Enter the RNA-world hypothesis. Usually we assume that enzymes are proteins. However, it is hypothesized that before DNA and proteins were around, there were enzymatic RNA molecules that could catalyze the creation of new RNA molecules. In theory, these enzymatic RNAs, called ribozymes, would be capable of catalyzing the formation of an RNA strand that is the exact same sequence as itself. Indeed there are a number of modern day ribozymes that perform critical tasks². Under the RNA-world hypothesis, the perpetuation of complex molecules began with the appearance of functional RNAs that were capable of their own duplication.

Furthermore, RNA consists of nucleotide bases – A, C, G, and U – much like DNA, which uses A, C, G, and T. Therefore, primitive RNA would also be able to encode genetic information in its sequence – the other major barrier to life.
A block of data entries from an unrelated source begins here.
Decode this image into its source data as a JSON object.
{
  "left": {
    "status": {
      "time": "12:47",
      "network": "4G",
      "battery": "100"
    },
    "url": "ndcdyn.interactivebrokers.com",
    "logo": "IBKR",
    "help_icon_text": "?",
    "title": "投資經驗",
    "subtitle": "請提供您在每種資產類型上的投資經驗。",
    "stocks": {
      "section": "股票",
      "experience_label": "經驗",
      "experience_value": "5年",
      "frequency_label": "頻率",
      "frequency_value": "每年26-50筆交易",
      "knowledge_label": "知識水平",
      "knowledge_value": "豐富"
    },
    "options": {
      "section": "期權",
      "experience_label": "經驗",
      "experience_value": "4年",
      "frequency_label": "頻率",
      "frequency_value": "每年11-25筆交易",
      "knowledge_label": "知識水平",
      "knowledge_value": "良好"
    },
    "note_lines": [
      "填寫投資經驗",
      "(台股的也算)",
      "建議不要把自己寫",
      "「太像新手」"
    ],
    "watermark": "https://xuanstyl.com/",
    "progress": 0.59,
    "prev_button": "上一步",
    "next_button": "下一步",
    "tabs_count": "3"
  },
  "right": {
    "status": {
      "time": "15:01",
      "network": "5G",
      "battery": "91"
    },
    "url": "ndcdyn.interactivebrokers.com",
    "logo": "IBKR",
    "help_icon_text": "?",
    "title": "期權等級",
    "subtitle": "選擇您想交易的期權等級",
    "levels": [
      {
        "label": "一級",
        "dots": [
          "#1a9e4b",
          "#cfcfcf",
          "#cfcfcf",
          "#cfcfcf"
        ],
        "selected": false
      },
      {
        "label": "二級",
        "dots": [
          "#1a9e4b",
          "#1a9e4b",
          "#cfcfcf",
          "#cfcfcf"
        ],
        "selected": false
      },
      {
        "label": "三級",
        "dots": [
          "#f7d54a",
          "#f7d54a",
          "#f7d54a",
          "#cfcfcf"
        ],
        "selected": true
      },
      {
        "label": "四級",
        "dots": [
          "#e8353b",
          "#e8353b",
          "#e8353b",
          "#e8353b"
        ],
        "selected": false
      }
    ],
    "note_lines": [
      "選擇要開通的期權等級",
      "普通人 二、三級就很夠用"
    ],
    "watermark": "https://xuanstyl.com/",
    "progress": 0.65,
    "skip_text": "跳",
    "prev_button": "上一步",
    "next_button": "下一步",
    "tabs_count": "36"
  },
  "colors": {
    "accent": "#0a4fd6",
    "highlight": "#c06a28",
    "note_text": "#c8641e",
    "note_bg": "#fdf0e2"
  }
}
These first genomes would be very small; in fact, the first genomes probably only contained the sequence of a ribozyme that could catalyze the creation of a copy of itself. However, this accomplishment is paramount to the beginning of life. Once these molecules existed, natural selection could begin to nudge them towards more complex sequences, with more efficient ribozyme sequences outcompeting less efficient ones.
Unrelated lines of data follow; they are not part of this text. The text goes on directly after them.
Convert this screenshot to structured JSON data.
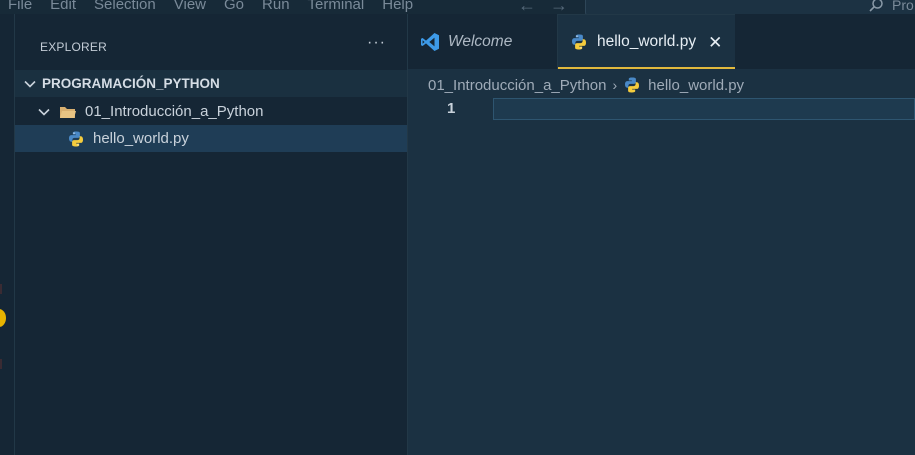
{
  "menu": {
    "items": [
      "File",
      "Edit",
      "Selection",
      "View",
      "Go",
      "Run",
      "Terminal",
      "Help"
    ]
  },
  "nav": {
    "back_icon": "arrow-left-icon",
    "forward_icon": "arrow-right-icon"
  },
  "command_center": {
    "text": "Pro",
    "icon": "search-icon"
  },
  "explorer": {
    "header": "EXPLORER",
    "more_label": "···",
    "root": {
      "label": "PROGRAMACIÓN_PYTHON",
      "icon": "chevron-down-icon"
    },
    "folder": {
      "label": "01_Introducción_a_Python",
      "icon": "folder-open-icon"
    },
    "file": {
      "label": "hello_world.py",
      "icon": "python-icon"
    }
  },
  "tabs": [
    {
      "label": "Welcome",
      "icon": "vscode-icon",
      "active": false
    },
    {
      "label": "hello_world.py",
      "icon": "python-icon",
      "active": true,
      "close": "✕"
    }
  ],
  "breadcrumb": {
    "folder": "01_Introducción_a_Python",
    "separator": "›",
    "file": "hello_world.py"
  },
  "editor": {
    "line_numbers": [
      "1"
    ]
  },
  "colors": {
    "accent": "#e2b93d",
    "editor_bg": "#1b3142",
    "sidebar_bg": "#152635",
    "selection": "#1f3d56"
  }
}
Over time, these complex RNA sequences could have made use of amino acids floating in the primordial soup. Eventually they could form them into polypeptides that would enhance the catalytic ability and diversity of RNA. Among these innovations would be the ribosome, an RNA/protein complex that is responsible for synthesizing proteins in present-day cells. These early biomolecules would also begin to localize with phospholipids (also present in the primordial soup), which are long hydrophobic molecules that self-assemble to form compartments. These compartments would serve to enclose and concentrate RNA and peptide components, and would eventually become the basis for the cell membrane that comprises the outer surface of cells. Finally, DNA would arise from RNA. DNA is relatively more resilient to damage from spontaneous chemical reactions, so DNA would ultimately become the final keeper of genetic information. With DNA encoding the genome, and enzymes to replicate it, ribozymes would be slowly replaced by proteins, leading to their scarcity in present-day cells.
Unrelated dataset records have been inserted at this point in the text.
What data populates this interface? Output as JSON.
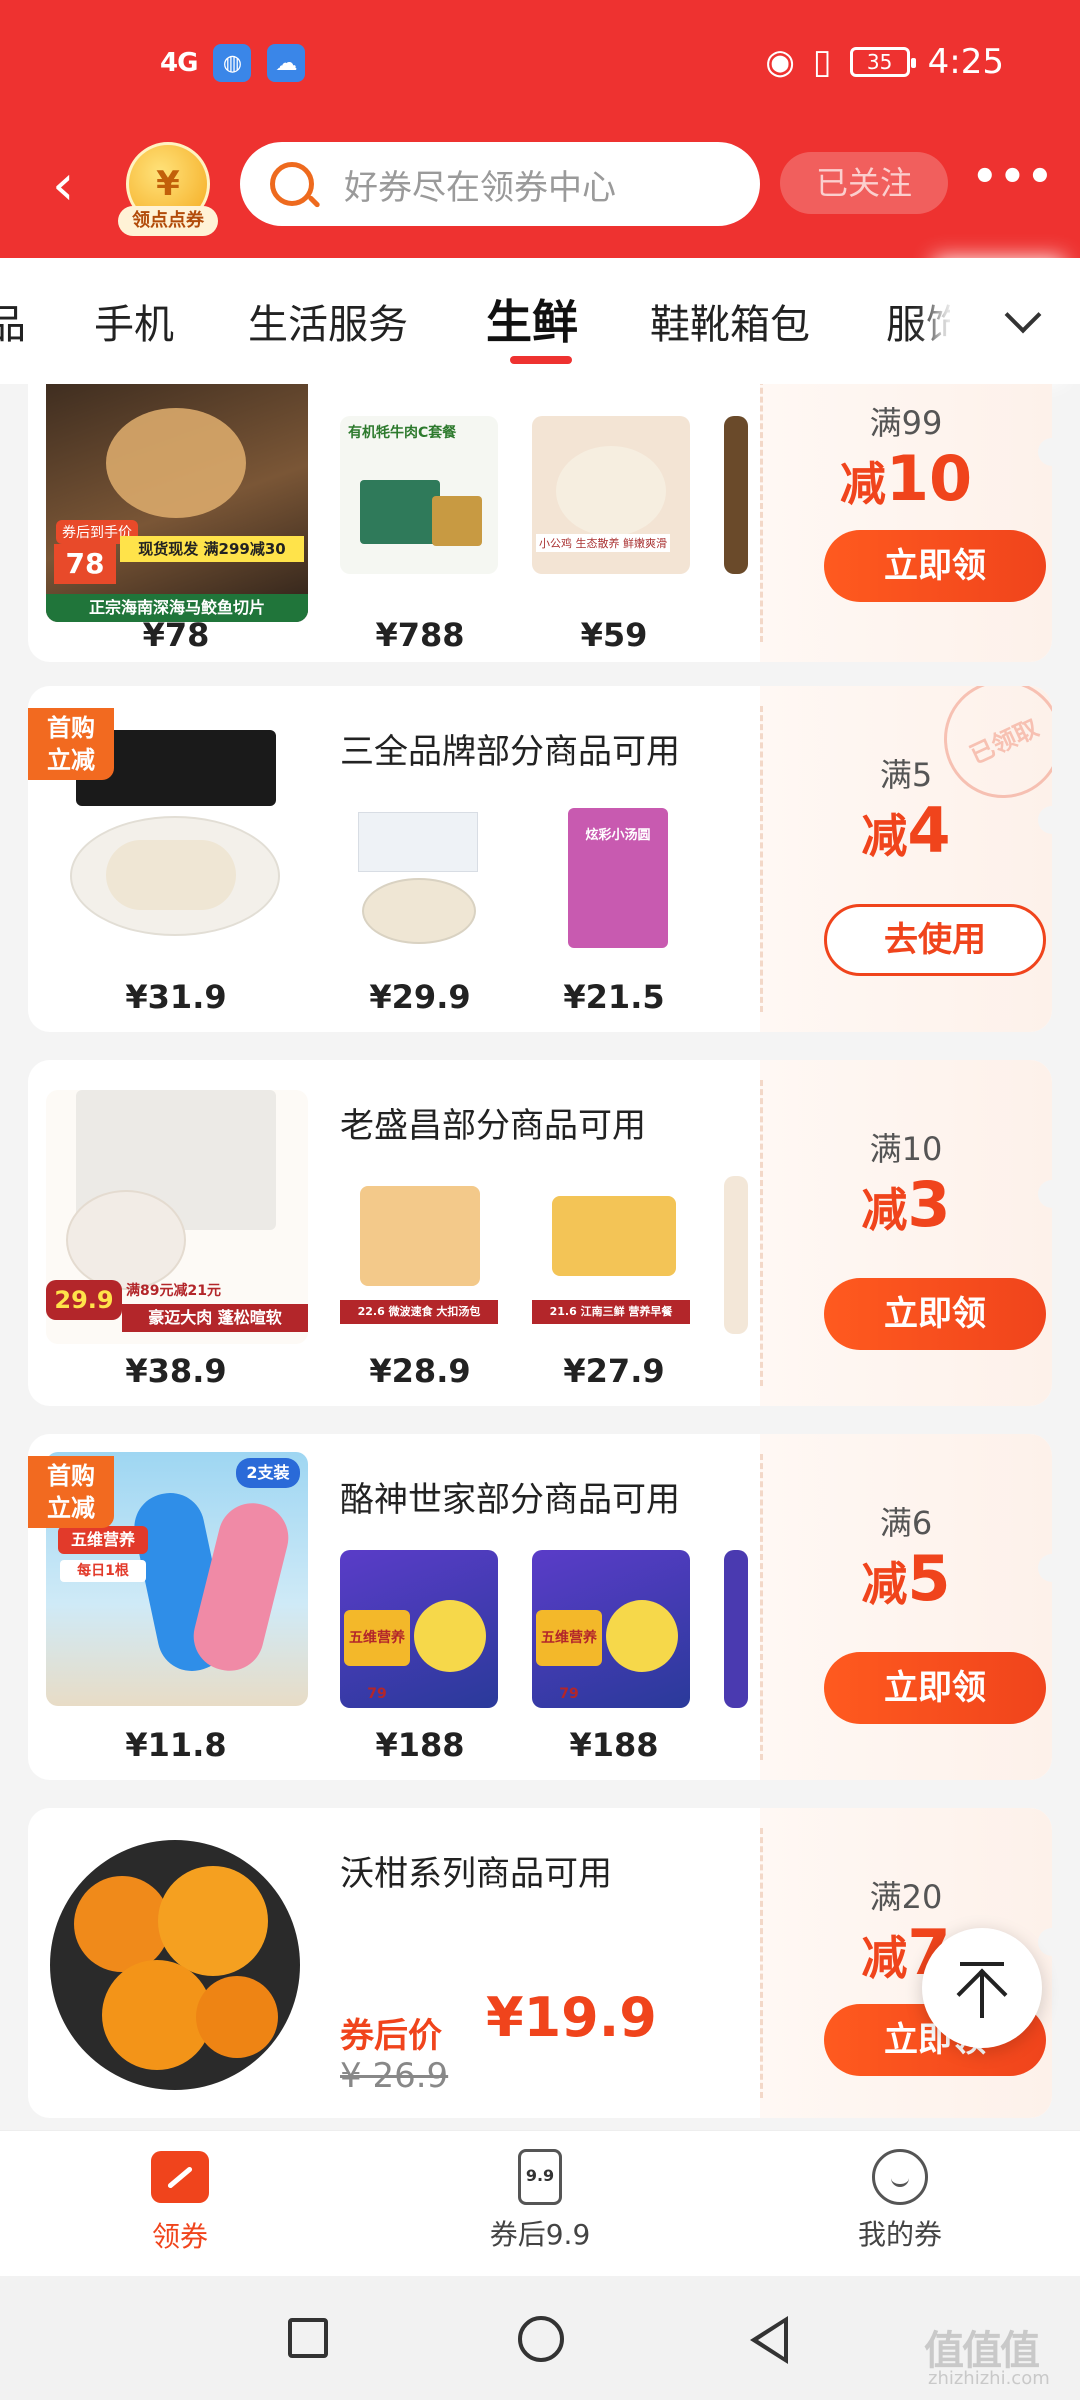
{
  "status_bar": {
    "signal": "4G",
    "battery": "35",
    "time": "4:25"
  },
  "toolbar": {
    "badge_label": "领点点券",
    "badge_symbol": "¥",
    "search_placeholder": "好券尽在领券中心",
    "follow_label": "已关注",
    "more_label": "•••"
  },
  "tabs": [
    {
      "label": "品"
    },
    {
      "label": "手机"
    },
    {
      "label": "生活服务"
    },
    {
      "label": "生鲜"
    },
    {
      "label": "鞋靴箱包"
    },
    {
      "label": "服饰"
    }
  ],
  "cards": [
    {
      "title": "",
      "condition": "满99",
      "discount_prefix": "减",
      "discount_value": "10",
      "button": "立即领",
      "main_price": "¥78",
      "thumb_prices": [
        "¥788",
        "¥59"
      ],
      "main_img_text": [
        "券后到手价",
        "78",
        "现货现发 满299减30",
        "正宗海南深海马鲛鱼切片"
      ],
      "thumb_texts": [
        "有机牦牛肉C套餐",
        "小公鸡 生态散养 鲜嫩爽滑"
      ]
    },
    {
      "title": "三全品牌部分商品可用",
      "condition": "满5",
      "discount_prefix": "减",
      "discount_value": "4",
      "button": "去使用",
      "tag": [
        "首购",
        "立减"
      ],
      "stamp": "已领取",
      "main_price": "¥31.9",
      "thumb_prices": [
        "¥29.9",
        "¥21.5"
      ],
      "thumb_texts": [
        "",
        "炫彩小汤圆"
      ]
    },
    {
      "title": "老盛昌部分商品可用",
      "condition": "满10",
      "discount_prefix": "减",
      "discount_value": "3",
      "button": "立即领",
      "main_price": "¥38.9",
      "thumb_prices": [
        "¥28.9",
        "¥27.9"
      ],
      "main_img_text": [
        "29.9",
        "满89元减21元",
        "豪迈大肉 蓬松暄软"
      ],
      "thumb_texts": [
        "22.6 微波速食 大扣汤包",
        "21.6 江南三鲜 营养早餐"
      ]
    },
    {
      "title": "酪神世家部分商品可用",
      "condition": "满6",
      "discount_prefix": "减",
      "discount_value": "5",
      "button": "立即领",
      "tag": [
        "首购",
        "立减"
      ],
      "main_price": "¥11.8",
      "thumb_prices": [
        "¥188",
        "¥188"
      ],
      "main_img_text": [
        "2支装",
        "五维营养",
        "每日1根"
      ],
      "thumb_texts": [
        "五维营养 79",
        "五维营养 79"
      ]
    },
    {
      "title": "沃柑系列商品可用",
      "condition": "满20",
      "discount_prefix": "减",
      "discount_value": "7",
      "button": "立即领",
      "after_label": "券后价",
      "after_price": "¥19.9",
      "orig_price": "¥ 26.9"
    }
  ],
  "bottom_nav": [
    {
      "label": "领券",
      "icon": "coupon-icon"
    },
    {
      "label": "券后9.9",
      "icon": "ticket-icon",
      "icon_text": "9.9"
    },
    {
      "label": "我的券",
      "icon": "smile-icon"
    }
  ],
  "watermark": {
    "main": "值值值",
    "sub": "zhizhizhi.com"
  },
  "colors": {
    "header": "#ee3230",
    "accent": "#f0441c"
  }
}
And that is how it all began! Or could have. Electrical discharges in the earth’s atmosphere helped form ribonucleotides and other energy-rich molecules in the primordial soup. These ribonucleotides polymerized into RNA molecules with catalytic capability. Then, natural selection gave rise to more complex RNA with diverse abilities and larger genomes. These RNA molecules eventually built proteins from amino acids, bound themselves in cells made of phospholipids, and outsourced their genomes to the more stable DNA. Finally, after a couple of complex cellular advances (processes like endosymbiosis, multicellular assembly, and sex differentiation) over billions of years, we have the humans, plants, and egg-laying chickens we see around us now.

Of course, life began a long time ago, which makes it difficult to tell what happened for sure. The RNA-world hypothesis has the greatest amount of evidence, but there are lines of argument that lead to alternate origins³. We may never know the exact story of how life first came about, but I for one am relieved that it did.